Summary
With core time sales, agile core time and elastic scaling Polkadot will need to scale to >1000 apps built on it. Our infrastructure (block explorers, collators etc.) aren’t ready for this 10x increase from the current number of parachains. Let’s start an initiative to address these issues.
Introduction & Motivation
The original vision of Polkadot was to have parachains. People built architecture around single chains and they were always seen as relatively big standalone projects. As a result a lot of the infrastructure for running parachains built early on doesn’t actually scale to the thousands of apps that we want to see launch on Polkadot. The base layer is making great progress towards simplifying development and deployment: replacing auctions with core time sales, agile coretime (fka parathreads) and elastic scaling drastically lower the barrier of entry for new entrants to get started with Polkadot. However this doesn’t expand beyond the core service Polkadot offers; network security. When launching an application projects need to deal with different service providers that all have manual work and significant cost to support new apps offering too much customization where it’s not needed and not enough convenience.

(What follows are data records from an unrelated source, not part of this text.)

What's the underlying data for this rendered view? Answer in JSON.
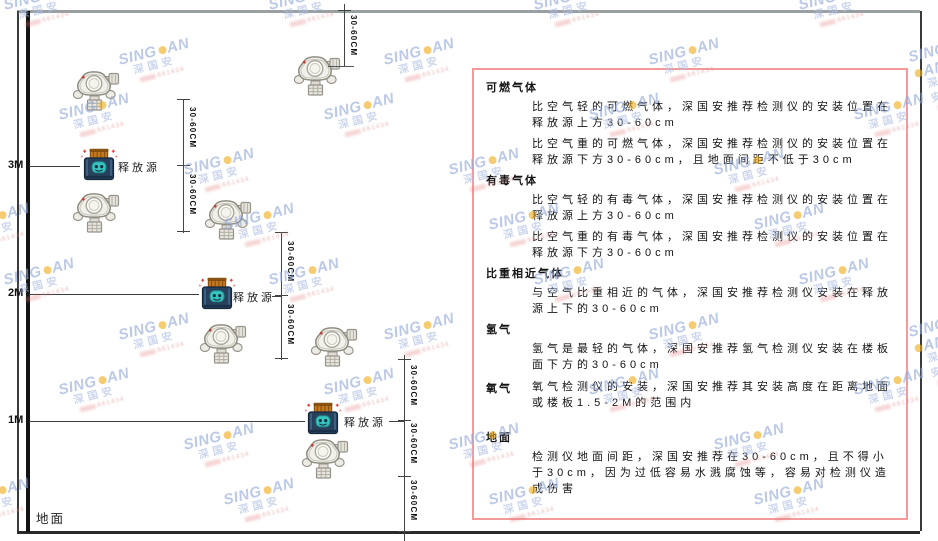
{
  "diagram": {
    "ground_label": "地面",
    "height_labels": [
      "3M",
      "2M",
      "1M"
    ],
    "release_source_label": "释放源",
    "dimension_label": "30-60CM",
    "detector_icon": "gas-detector",
    "release_icon": "release-source"
  },
  "panel": {
    "border_color": "#f59a9a",
    "sections": [
      {
        "heading": "可燃气体",
        "paragraphs": [
          "比空气轻的可燃气体，深国安推荐检测仪的安装位置在释放源上方30-60cm",
          "比空气重的可燃气体，深国安推荐检测仪的安装位置在释放源下方30-60cm，且地面间距不低于30cm"
        ]
      },
      {
        "heading": "有毒气体",
        "paragraphs": [
          "比空气轻的有毒气体，深国安推荐检测仪的安装位置在释放源上方30-60cm",
          "比空气重的有毒气体，深国安推荐检测仪的安装位置在释放源下方30-60cm"
        ]
      },
      {
        "heading": "比重相近气体",
        "paragraphs": [
          "与空气比重相近的气体，深国安推荐检测仪安装在释放源上下的30-60cm"
        ]
      },
      {
        "heading": "氢气",
        "paragraphs": [
          "氢气是最轻的气体，深国安推荐氢气检测仪安装在楼板面下方的30-60cm"
        ]
      },
      {
        "heading": "氧气",
        "paragraphs": [
          "氧气检测仪的安装，深国安推荐其安装高度在距离地面或楼板1.5-2M的范围内"
        ]
      },
      {
        "heading": "地面",
        "paragraphs": [
          "检测仪地面间距，深国安推荐在30-60cm，且不得小于30cm，因为过低容易水溅腐蚀等，容易对检测仪造成伤害"
        ]
      }
    ]
  },
  "watermark": {
    "brand_left": "SING",
    "brand_right": "AN",
    "cn_text": "深国安",
    "sub_text": "661434",
    "brand_color": "#93a9d8",
    "dot_color": "#f2ae1e"
  }
}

What’s missing beyond the core protocol changes?
The Polkadot Fellowship and Parity with its new focus on protocol development have been pushing many of the protocol features forward that make Polkadot more scalable and easier to build on.
Parity also started an effort to build “the omni-node” creating a single node that will be able to run most parachains removing the need for custom binaries to be built and maintained. This will significantly reduce the effort for infrastructure providers to maintain different codebases and maintain more than one client in their infrastructure.
This however isn’t enough; to run a typcial parachain most projects rely on the following offchain services as well:
- Hosted full nodes
- Block explorers
- Governance tooling
- Wallets
- Collators
- On/off ramps, exchange integrations
Especially with the launch of agile core time the number of apps will grow massively and many of the above pieces of critical infrastructure providers aren’t ready to handle this.
Thousand Cores Program: focusing on closing these gaps
The Thousand Validators program in Polkadot was very successful in creating a diverse set validators improving the decentralization of Polkadot. As a nod to this success story, I want to propose we launch the Thousand Cores program as an initiative that aims to support efforts in tooling and infrastructure improvements that help us achieve the following goals:
- A Polkadot app developer must be able to launch a fully functioning chain with a distributed collator set, a functioning block explorer and other essential parts in a day and simply with self serve and automated tools.
- Our ecosystem must support thousands of cores with many of them coming and going easily without massive overhead.
- Launchig a core should be easier than launching an L2 and almost as easy as deploying a smart contract on an existing EVM chain.
- The all in cost of launching an app in Polkadot should be similar or less than launching an app chain, sovereign roll up, L2/L3.
What should the initiative do? How do we achieve this goal? What’s next?
The primary goal of the initiative is to draw attention to the gaps we have and make sure we fix them proactively and bring people together to brainstorm and collaborate on these issues.
The DeFi and Infrastructure ecosystem bounty has budget to address some of these hurdles and I would like to hear from builders what the current biggest hurdles are and what tooling (e.g. block explorers, gov tooling, wallets, analytics tools, collator providers).
There are a lot of initiatives already that work towards this goal.
I would propose that we start asking all infrastructure provider to make proposals on how they can help us contribute in this goal and what the missing resources are (omni-node, standards etc.). Where necessary we can use the bounty to fund infrastructure and where simply better coordination is needed, Velocity Labs could step in and help with coordination.
What do you think of this idea? What pieces do you see missing for us to realize this reality?